Musterantwort: Zuerst würde ich die sieben Monate aufschlüsseln, statt über sie zu diskutieren. Eine Aufnahme des Weges von der Idee bis zur Nutzung mit tatsächlicher Bearbeitungs- und Wartezeit je Schritt zeigt erfahrungsgemäß, dass die eigentliche Arbeit einen kleinen Teil ausmacht. Der Rest verteilt sich auf Wartezeiten vor Gremienentscheidungen, auf Freigaben, auf Abhängigkeiten zwischen Bereichen und auf die Zeit zwischen Fertigstellung und tatsächlicher Auslieferung. Diese Aufschlüsselung ist die entscheidende Grundlage, weil sie die Diskussion von der Teamleistung wegführt.
Daraus folgt die zweite Einsicht: Die Teams sind nicht der Engpass. Wer an dieser Stelle weiter in Teamoptimierung investiert, verbessert einen Abschnitt, der die Gesamtdauer kaum bestimmt. Als Führungskraft liegen die relevanten Hebel in meinem Zuständigkeitsbereich, nicht in ihrem.
Konkret würde ich mir die drei größten Wartezeiten vornehmen. Typische Kandidaten: ein Gremium, das monatlich tagt und damit jede Entscheidung um bis zu vier Wochen verzögert; Freigaben, deren Zweck sich durch automatisierte Nachweise erfüllen lässt; sowie Abhängigkeiten, die aus dem Zuschnitt der Teams entlang technischer Komponenten stammen. Beim Gremium ist die Frage nicht Abschaffung, sondern welche Entscheidungen es tatsächlich treffen muss und welche delegierbar sind, samt Kriterien.
Dann würde ich einen Zielzustand setzen statt einer Zahlenvorgabe, etwa: Eine Idee mittlerer Größe erreicht die Nutzung innerhalb von sechs Wochen.
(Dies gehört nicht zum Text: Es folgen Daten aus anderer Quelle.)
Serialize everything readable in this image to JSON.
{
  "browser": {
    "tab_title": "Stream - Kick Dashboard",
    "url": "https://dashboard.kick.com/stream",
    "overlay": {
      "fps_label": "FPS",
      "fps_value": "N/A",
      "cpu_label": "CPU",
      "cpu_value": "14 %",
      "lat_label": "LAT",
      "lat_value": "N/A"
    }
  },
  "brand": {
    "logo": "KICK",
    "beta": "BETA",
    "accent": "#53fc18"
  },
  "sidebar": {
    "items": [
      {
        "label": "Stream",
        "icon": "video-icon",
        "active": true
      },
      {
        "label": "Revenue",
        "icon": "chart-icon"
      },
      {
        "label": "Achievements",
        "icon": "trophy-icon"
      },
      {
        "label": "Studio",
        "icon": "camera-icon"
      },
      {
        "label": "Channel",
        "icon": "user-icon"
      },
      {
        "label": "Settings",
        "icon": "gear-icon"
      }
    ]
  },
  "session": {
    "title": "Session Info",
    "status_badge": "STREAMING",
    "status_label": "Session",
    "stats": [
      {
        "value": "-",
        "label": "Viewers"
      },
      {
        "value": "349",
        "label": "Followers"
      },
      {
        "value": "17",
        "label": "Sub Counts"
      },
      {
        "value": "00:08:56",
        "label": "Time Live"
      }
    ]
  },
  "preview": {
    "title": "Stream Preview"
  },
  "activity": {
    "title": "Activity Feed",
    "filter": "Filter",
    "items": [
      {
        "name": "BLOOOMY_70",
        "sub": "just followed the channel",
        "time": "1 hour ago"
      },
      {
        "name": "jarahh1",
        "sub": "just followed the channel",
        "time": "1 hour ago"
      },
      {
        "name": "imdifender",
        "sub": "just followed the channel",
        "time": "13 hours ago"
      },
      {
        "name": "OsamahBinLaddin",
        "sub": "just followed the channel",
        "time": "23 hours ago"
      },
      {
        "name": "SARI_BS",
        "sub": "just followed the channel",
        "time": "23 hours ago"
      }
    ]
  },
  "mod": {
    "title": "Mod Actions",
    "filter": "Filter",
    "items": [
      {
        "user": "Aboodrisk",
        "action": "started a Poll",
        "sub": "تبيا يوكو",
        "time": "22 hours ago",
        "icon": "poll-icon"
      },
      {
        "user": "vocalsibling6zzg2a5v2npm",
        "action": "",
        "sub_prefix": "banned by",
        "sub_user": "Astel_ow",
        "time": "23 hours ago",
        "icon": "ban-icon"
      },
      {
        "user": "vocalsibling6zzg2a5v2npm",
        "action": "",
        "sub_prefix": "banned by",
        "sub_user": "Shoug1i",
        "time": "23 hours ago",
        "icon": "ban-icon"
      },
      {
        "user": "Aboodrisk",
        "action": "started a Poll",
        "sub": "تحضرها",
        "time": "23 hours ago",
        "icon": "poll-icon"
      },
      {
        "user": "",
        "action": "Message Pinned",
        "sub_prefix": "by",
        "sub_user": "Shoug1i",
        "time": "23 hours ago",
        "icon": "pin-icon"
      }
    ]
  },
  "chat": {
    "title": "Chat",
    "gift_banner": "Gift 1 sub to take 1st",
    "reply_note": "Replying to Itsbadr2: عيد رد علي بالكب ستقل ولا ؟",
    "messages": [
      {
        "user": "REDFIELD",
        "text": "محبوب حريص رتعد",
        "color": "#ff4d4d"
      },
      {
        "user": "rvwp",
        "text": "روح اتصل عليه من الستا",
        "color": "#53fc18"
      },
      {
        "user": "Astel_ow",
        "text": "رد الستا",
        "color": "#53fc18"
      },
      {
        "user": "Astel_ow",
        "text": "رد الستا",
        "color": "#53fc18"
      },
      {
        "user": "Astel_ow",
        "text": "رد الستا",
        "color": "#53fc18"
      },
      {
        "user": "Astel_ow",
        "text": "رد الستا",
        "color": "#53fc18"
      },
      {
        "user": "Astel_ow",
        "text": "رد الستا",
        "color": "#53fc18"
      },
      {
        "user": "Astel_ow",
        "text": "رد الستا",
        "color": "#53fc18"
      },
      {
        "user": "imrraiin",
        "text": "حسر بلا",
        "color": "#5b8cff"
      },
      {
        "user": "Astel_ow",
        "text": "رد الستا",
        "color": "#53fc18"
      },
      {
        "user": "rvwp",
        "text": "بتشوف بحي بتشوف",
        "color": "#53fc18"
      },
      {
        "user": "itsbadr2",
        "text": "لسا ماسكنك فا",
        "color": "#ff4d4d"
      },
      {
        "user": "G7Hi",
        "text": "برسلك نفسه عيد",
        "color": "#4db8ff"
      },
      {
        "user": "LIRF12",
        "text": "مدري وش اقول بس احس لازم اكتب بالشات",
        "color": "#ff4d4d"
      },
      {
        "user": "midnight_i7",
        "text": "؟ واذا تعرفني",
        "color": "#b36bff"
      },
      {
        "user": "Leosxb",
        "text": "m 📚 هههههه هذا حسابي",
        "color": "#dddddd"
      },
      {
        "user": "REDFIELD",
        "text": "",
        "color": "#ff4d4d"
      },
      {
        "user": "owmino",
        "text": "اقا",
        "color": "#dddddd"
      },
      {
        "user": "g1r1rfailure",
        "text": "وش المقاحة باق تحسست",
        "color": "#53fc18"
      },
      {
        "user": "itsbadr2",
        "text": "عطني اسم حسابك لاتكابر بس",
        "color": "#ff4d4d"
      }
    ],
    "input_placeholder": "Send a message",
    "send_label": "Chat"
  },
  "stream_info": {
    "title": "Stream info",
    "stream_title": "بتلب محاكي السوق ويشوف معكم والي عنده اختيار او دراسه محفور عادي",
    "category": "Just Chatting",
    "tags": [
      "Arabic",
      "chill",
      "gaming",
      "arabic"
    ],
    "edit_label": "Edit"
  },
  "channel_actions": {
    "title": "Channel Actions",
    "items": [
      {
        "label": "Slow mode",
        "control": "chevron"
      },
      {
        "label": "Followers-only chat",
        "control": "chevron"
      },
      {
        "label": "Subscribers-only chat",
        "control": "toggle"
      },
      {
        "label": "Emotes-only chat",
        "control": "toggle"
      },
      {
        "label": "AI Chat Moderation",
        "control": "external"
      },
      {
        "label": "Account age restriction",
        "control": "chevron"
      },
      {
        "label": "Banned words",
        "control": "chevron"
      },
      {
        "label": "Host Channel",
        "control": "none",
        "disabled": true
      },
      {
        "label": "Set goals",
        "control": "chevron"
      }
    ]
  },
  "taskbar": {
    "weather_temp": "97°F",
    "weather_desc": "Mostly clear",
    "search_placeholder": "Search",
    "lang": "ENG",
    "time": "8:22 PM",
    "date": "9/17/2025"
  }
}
Dorthin arbeite ich mit kleinen Veränderungen und messe nach jeder, statt ein Umbauprogramm aufzusetzen, das erst nach einem Jahr Rückmeldung liefert.
Gemessen würde ich mit wenigen Größen: Durchlaufzeit als Perzentil statt als Mittelwert, Anteil der Wartezeit an der Gesamtdauer und Zahl der Freigabestufen. Diese Kennzahlen würde ich ausdrücklich nicht in Zielvereinbarungen der Teams übernehmen, weil sie sonst optimiert statt gemessen werden.
Schließlich würde ich die Erwartung an mich selbst offen benennen: Die Ursachen liegen in Strukturen, die ich mitverantwortet habe. Das auszusprechen ist die Voraussetzung dafür, dass die Organisation die Veränderung ernst nimmt.
Bewertet werden: Aufschlüsselung der Durchlaufzeit in Bearbeitungs- und Wartezeit + Erkenntnis, dass die Teams nicht der Engpass sind + konkrete Hebel bei Gremien, Freigaben und Teamzuschnitt + Zielzustand statt Zahlenvorgabe + kleine Schritte mit Messung + Perzentil statt Mittelwert und keine Zielvereinbarung + Verantwortungsübernahme der Führungskraft.